Water Week

EWN Publishing

Penalty for competing: corporation with “substantial share” of a market could face financial penalty of $10 million or 10 per cent of annual turnover if it supplies goods or services below cost price

Posted by waterweek on 3 October 2007

A corporation with a “substantial share” of a market would now be liable for a financial penalty of $10 million or 10 per cent of its annual turnover (if that is greater), if that corporation supplied goods or services for a sustained period at a below-cost price for a purpose such as substantially damaging a competitor or preventing entry by another person into a market, reported The Australian Financial Review, (28/09/2007, p.79), quoting Peter Armitage, Practice head, competition and consumer protection, Blake Dawson Waldron, Sydney, NSW.

Increased uncertainty: Under this amendment, no company would be able safely to know whether it had a “substantial share of a market”, what the “relevant cost” would be for assessing its price cutting and how long was a “sustained period”, Armitage said.
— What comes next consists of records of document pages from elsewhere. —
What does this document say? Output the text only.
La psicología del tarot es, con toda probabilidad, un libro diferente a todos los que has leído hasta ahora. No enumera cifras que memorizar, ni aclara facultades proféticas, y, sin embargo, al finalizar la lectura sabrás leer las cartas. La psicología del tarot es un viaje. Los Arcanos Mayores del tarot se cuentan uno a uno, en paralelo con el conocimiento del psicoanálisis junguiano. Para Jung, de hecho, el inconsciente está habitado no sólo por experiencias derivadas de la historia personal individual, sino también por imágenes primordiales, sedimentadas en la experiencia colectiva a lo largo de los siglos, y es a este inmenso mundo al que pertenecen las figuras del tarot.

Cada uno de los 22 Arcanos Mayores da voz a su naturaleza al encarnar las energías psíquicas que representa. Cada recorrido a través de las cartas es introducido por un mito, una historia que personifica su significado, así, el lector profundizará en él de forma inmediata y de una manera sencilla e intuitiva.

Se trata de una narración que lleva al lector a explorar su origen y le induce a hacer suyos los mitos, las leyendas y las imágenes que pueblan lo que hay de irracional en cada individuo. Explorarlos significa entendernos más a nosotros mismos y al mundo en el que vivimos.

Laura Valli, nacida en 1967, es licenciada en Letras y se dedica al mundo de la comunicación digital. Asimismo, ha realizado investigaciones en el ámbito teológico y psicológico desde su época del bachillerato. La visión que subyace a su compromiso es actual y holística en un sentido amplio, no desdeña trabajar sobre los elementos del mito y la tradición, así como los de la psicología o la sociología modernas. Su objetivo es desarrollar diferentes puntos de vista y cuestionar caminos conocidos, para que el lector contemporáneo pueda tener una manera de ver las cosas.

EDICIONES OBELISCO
Too harsh on misjudgements: An error of judgement on any these issues could result in the imposition of massive financial penalties. The inevitable consequence of such vague language was that the vigorous price competition from which all consumers benefit would be suppressed. These amendments were a fundamental attack on the processes of competition and the benefits it delivered.

Not fit for a robust economy: Australia had a robust economy that had withstood numerous external shocks in recent times, said Armitage. This was, in no small part, because of the efforts by governments over the past 15 years or so to make the economy more competitive and to root out anti-competitive protections and cross-subsidies. These amendments would undo some of that good work.

Will cool off competitive pressures: The fact that there was no equivalent law in other countries in the Organisation for Economic Cooperation and Development (OECD) reflected their understanding that it was highly undesirable to chill the flames of competition, and was no basis for thinking that these amendments were progressive or beneficial.